The Wall Street Journal

Chilean Visionary’s Bold Ventures May Be Vindicated by Foreigners

By Craig TorresStaff Reporter of The Wall Street Journal
January 12, 1999.

SANTIAGO, Chile — Manuel Cruzat Infante built and lost empires in Chile over the past two decades as local banks turned hot and cold on his investments. Now foreign investors are taking an interest in some of his ventures, and that may vindicate his flagging reputation as Chile’s boldest entrepreneur.
At a time when much of the new investment in Chile still flows into the production of copper and other basic materials for export, Mr. Cruzat’s conglomerate, CB Group SA, is betting on real estate, online banking and brokerage operations, and railroads. None of these investments has enthused local bankers, who have cut back on loans to CB Group for the past three years, executives say.

But last month the International Finance Corp., a World Bank subsidiary, more than doubled its equity stake in CB Group’s rail-transport subsidiaries to 25%. UniRail Corp., a New York-based rail investment and management firm, also took a 10% stake in CB Group’s rail holdings, giving the effort some much-needed international recognition. Mr. Cruzat «has had the vision to see railroads as a very beat-up asset in a changing transportation environment,» says Larry McCaffrey, president of UniRail.

Future Trends

Mr. Cruzat is an unusual Chilean. In a country that worships conformity, he is an outsider who tends to invest in futuristic economic trends. He and his aides chide the local financial system for staking their future on telephone and power companies. «Here, the most important companies are electric utilities. In the U.S., they are almost irrelevant. Something is wrong,» says his like-minded son, also named Manuel, who is a CB Group director.

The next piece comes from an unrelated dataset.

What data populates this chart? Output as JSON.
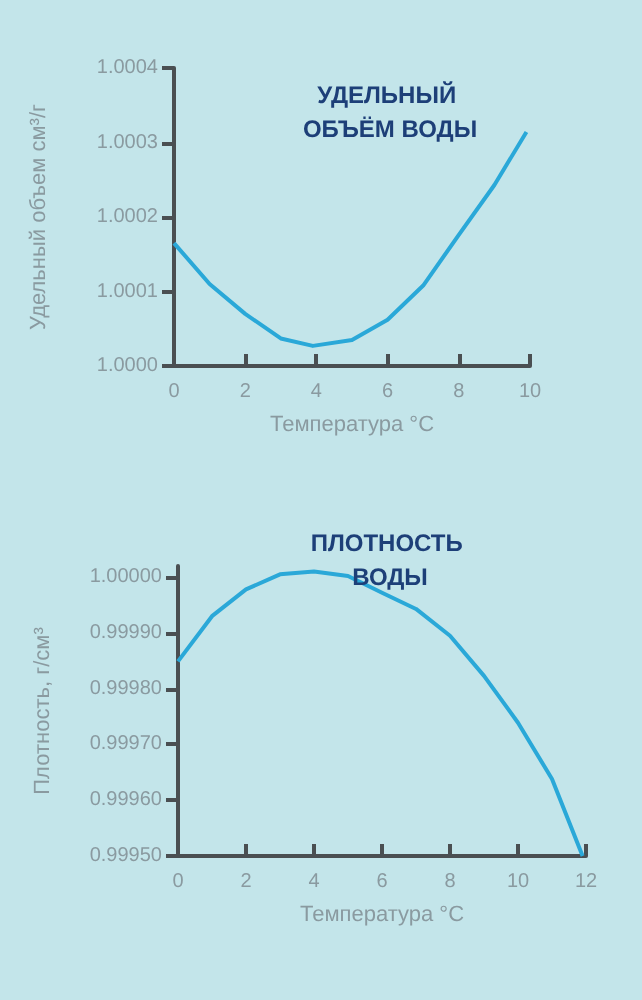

During the 1970s, Mr. Cruzat controlled pension-fund companies, forestry and fishing concerns, copper mines, vineyards, banks and brewers, an empire that earned him the nickname of «Chile’s Howard Hughes.» The government split up the group because Mr. Cruzat’s banks had made large loans to other Cruzat companies, and regulators were concerned that the related-party loans were a risk to the financial system. Still, many of the sold-off companies are flourishing in the hands of others, a bittersweet vindication of Mr. Cruzat’s economic prescience. In another country, Mr. Cruzat might be considered a brilliant venture capitalist; in Chile, he is considered a risky visionary whose long-term projects don’t pay enough attention to near-term cash flow.

«Cruzat is thinking 20 years from now, not today. Banks are a bit scared of him,» says Alejandro Montero, a partner at Celfin Ltda., a Santiago investment bank. «He is not a down-to-earth guy, but he is very intelligent and a visionary.»

Railroad Investments

In railroads, at least, Mr. Cruzat has a clear win, his partners say. The concessions include a 1,500-mile cargo line running from central to southern Chile, as well as lines linking Bolivia with Chile and Argentina. Bolivia is a landlocked country rich in minerals and other natural resources that needs to use its rail lines more extensively to exploit the country’s natural wealth and gain access to imports. Tonnage on both of CB Group’s principal rail concessions is growing in the double digits. The Bolivian line is profitable; the Chilean line is earning money on an operating basis, but still posts net losses because of monetary charges.
In real estate, Mr. Cruzat wants to build cities that can compete with Latin America’s clogged, smoggy and increasingly insecure capitals. The experiment is under way between Santiago and Valparaiso, the congressional seat, where CB Group is building Curauma, a 9,000-acre planned development for 200,000 people.

Set in wooded hills around a lake, Curauma already holds 630 families. There is a private school and day-care center, as well as plans for a university and industrial park. CB Group has raised Curauma’s land values through zoning and neighborhood design. The project will take more than a decade to finish, too long for most Chilean banks. The lack of financing has forced CB Group to sell land options and other assets, and plow profits back into roads and infrastructure.

Online Visions

Mr. Cruzat also wants to build Chile’s online financial supermarket. CB Group operates financial-services concerns in Chile and Peru, with $110 million in assets under management and more than 4,000 clients. It is talking to online brokerage firms in the U.S. about bringing the technology to Chile. The idea holds promise because Chile’s creaky financial system is full of duplicated costs. Banks can’t sell pension-fund products, for example.

But Chile is a poor country where computers are still a luxury of the upper class. There are also regulatory hurdles. «This project is going to require investment and will have negative cash flow for many years,» says Henry Rudnick, head of research at CB Capitales, the brokerage unit. «We have to look for a foreign partner that understands,» he says.